İnsan haklarına aykırı tutukluluk rejimi devam etmektedir. Masumiyet karinesi esas alınmalı ve keyfi tutuklu yargılamalara son verilmelidir. İnsan haklarına aykırı karar veren yargı mensuplarına karşı yargı bağımsızlığına halel getirmeyecek hesap verme mekanizmaları çalıştırılmalıdır. Sorunun çözümü için kararlı adımlar atılmalıdır.
14. İnsan Hakları İhlallerinin ve Faili Meçhullerin Kararlılıkla Üzerine Gidilmelidir.
Çorum, Maraş, Sivas katliamları, 12 Eylül dönemi işkenceleri, 1990’larda gerçekleşen faili meçhuller, Uludere gibi kitlesel insan hakları ihlalleri toplumsal hafızada derin izler bırakmıştır. Tüm bu ihlalleri soruşturmak için geniş yetkili bir Meclis komisyonu kurulmalı ve elde edilecek yeni delillerle gerekirse yargılamaların yeniden başlaması sağlanmalıdır. Devam eden yargılamalar tüm mağdurlar açısından tatmin edici bir şekilde yürütülmelidir. Kadın, çocuk ve engelli hakları başta olmak üzere tüm insan hakları sözleşmelerinin gereği yerine getirilmeli, insan hakları ihlallerine son verilmelidir.

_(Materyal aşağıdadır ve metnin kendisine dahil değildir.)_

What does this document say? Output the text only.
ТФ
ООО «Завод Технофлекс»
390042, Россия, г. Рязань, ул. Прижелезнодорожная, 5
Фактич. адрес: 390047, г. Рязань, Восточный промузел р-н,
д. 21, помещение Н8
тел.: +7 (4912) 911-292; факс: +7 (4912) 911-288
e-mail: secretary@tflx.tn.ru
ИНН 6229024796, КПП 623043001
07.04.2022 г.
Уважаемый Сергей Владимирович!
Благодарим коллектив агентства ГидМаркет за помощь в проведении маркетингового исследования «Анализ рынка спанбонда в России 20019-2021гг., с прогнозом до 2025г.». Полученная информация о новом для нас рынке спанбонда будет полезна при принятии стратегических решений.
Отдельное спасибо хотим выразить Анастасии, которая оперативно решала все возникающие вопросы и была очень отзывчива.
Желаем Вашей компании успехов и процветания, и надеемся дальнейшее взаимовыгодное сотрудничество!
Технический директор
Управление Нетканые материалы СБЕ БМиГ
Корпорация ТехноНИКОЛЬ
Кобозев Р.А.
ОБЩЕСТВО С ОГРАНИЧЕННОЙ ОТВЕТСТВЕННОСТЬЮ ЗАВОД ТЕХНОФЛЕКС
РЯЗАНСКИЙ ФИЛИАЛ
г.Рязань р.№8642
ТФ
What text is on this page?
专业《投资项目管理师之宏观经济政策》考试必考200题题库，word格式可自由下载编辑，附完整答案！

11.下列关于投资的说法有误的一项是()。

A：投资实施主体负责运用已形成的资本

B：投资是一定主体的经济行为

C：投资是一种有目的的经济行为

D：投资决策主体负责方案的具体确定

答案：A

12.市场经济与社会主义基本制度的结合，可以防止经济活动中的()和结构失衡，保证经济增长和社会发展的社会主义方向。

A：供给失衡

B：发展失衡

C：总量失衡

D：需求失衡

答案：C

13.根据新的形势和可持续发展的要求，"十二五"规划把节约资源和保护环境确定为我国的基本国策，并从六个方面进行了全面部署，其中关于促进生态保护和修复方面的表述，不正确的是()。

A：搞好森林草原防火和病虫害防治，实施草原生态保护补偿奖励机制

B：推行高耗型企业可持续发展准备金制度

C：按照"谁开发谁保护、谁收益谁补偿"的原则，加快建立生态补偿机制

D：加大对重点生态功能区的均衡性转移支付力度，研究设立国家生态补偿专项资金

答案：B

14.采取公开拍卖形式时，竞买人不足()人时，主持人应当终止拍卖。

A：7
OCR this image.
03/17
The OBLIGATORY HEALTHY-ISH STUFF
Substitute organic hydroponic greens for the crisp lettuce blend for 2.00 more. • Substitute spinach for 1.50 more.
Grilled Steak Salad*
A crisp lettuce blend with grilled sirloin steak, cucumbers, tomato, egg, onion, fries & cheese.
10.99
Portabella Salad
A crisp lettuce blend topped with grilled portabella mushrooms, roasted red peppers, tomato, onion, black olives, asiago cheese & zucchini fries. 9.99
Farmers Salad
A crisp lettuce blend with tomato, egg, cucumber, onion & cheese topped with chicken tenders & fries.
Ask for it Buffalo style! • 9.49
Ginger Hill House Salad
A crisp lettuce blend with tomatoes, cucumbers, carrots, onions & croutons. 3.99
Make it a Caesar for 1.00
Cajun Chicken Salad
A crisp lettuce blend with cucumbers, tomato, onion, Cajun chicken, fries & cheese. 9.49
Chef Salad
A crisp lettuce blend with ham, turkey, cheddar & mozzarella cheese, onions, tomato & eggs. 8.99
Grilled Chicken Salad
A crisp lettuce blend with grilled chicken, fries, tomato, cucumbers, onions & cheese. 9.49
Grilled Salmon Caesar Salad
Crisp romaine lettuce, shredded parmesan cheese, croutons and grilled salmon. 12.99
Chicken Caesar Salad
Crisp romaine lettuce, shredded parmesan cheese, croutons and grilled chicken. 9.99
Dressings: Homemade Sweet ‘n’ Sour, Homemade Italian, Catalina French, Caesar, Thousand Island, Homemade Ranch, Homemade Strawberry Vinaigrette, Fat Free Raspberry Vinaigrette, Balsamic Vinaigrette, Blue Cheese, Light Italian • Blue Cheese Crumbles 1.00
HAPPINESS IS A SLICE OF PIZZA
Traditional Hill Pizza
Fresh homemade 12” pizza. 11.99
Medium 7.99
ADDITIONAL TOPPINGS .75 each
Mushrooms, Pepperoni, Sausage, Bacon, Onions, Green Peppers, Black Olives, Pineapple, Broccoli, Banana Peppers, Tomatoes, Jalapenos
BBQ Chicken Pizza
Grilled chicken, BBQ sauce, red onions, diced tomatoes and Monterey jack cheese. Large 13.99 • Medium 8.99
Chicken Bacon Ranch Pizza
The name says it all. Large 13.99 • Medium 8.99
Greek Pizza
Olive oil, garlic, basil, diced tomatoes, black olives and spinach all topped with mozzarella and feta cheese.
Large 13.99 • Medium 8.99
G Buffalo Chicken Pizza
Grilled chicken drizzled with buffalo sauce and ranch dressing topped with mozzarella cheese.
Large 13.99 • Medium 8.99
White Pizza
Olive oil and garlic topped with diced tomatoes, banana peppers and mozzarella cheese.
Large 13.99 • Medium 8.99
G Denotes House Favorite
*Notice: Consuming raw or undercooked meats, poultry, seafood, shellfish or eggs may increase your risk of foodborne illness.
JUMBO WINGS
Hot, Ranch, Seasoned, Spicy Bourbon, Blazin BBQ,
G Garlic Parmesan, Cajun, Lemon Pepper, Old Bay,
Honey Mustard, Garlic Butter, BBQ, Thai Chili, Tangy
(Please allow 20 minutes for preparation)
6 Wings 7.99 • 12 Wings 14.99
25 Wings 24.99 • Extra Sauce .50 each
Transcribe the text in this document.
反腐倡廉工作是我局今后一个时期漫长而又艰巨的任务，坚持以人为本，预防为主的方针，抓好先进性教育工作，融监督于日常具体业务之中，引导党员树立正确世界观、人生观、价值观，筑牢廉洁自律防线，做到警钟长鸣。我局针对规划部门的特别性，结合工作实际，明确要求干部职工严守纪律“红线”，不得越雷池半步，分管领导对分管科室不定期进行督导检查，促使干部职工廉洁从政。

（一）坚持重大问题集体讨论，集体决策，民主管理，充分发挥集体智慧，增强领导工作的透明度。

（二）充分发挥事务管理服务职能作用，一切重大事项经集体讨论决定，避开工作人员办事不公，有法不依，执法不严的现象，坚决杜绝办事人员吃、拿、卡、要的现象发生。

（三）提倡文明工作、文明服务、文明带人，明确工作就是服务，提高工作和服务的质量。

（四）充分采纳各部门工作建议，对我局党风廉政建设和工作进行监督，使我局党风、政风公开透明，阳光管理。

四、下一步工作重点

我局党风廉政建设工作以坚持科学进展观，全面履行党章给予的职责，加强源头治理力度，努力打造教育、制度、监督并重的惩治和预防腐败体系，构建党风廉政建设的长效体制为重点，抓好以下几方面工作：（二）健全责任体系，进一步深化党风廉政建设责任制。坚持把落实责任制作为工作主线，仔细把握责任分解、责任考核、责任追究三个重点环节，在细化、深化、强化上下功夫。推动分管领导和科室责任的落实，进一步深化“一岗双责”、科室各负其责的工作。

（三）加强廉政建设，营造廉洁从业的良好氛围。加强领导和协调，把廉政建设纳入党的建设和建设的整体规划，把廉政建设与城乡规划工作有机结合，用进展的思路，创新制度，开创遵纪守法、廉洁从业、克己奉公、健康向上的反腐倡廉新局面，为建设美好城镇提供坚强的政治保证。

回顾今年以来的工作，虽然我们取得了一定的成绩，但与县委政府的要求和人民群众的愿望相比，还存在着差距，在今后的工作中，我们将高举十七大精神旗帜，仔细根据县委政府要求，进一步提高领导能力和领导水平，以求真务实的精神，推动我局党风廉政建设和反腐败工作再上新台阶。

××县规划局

15. Terör Suçlarının Tanımı Yeniden Yapılmalıdır.
Yaşanan birçok insan hakları sorununun temelinde terör suçlarının çok geniş yorumlanması yatmaktadır. Gazetecilerden Emekli Genelkurmay Başkanı’na, akademisyenlerden öğrencilere birçok kişi ‘terörist’ suçlamasıyla karşı karşıyadır. Terör suçu yeniden tanımlanmalı ve şiddet eylemlerine bulaşmamış kişilerin terör gibi ağır bir ithama maruz kalmaları engellenmelidir.
16. Toplumsal Sorunlar Barışçıl Yöntemlerle Çözülmelidir. Toplumumuz otuz yıldır yaşanmakta olan derin acıları geride bırakacak kalıcı bir çözüm beklentisi içindedir. Bir yandan terörle mücadeleye devam edilirken, diğer yandan Kürt sorunu çözüme kavuşturulmalıdır. Bu sorun Türkiye’nin başat sorunlarındandır. Bu sorunun çözümü için toplumsal bütünleşmenin sağlanması, demokrasi, adalet ve insan haklarının güçlendirilmesi gerekmektedir. CHP ayrılıkçılığa da, ayrımcılığa da karşıdır.
Kürt meselesinin çözümünde temel yöntem toplumsal mutabakattır. CHP sorunu sadece hükümetlerin işi olarak görmemekte, TBMM’nin gereken sorumluluğu üstlenmesini önermektedir. Bu amaçla CHP, TBMM’deki siyasi partilerin katılacağı bir “Toplumsal Mutabakat Komisyonu” kurulmasını öngörmektedir. Seçim barajının düşürülmesi, anadil öğrenimi, faili meçhullerin aydınlatılması gibi siyasi adımlar, ekonomik sorunları azaltacak yatırımlar ve Aile Sigortası gibi sosyal kazanımlar bölgede bir özgürlük, huzur, güven ve barış iklimi yaratacaktır. Terör bu iklimde sona erdirilecektir.
17. Özgürlükçü ve Sorgulayıcı Bir Eğitim Sistemi Oluşturulmalıdır.
Özgürlüklerin ve insan haklarının en güçlü koruyucusu bilgisi ve duyarlılığı yüksek bir kamuoyudur. Ana amacı kindar ve dindar gençler yetiştirmek olan bir eğitim sistemi bu toplumsal duyarlılığı yaratamaz. Eğitim sistemi bilimsel olmalı, iyi yurttaşlık değerlerini yaymalı, özgürlükçü, demokrat, laik ve çoğulcu bir müfredata sahip olmalıdır.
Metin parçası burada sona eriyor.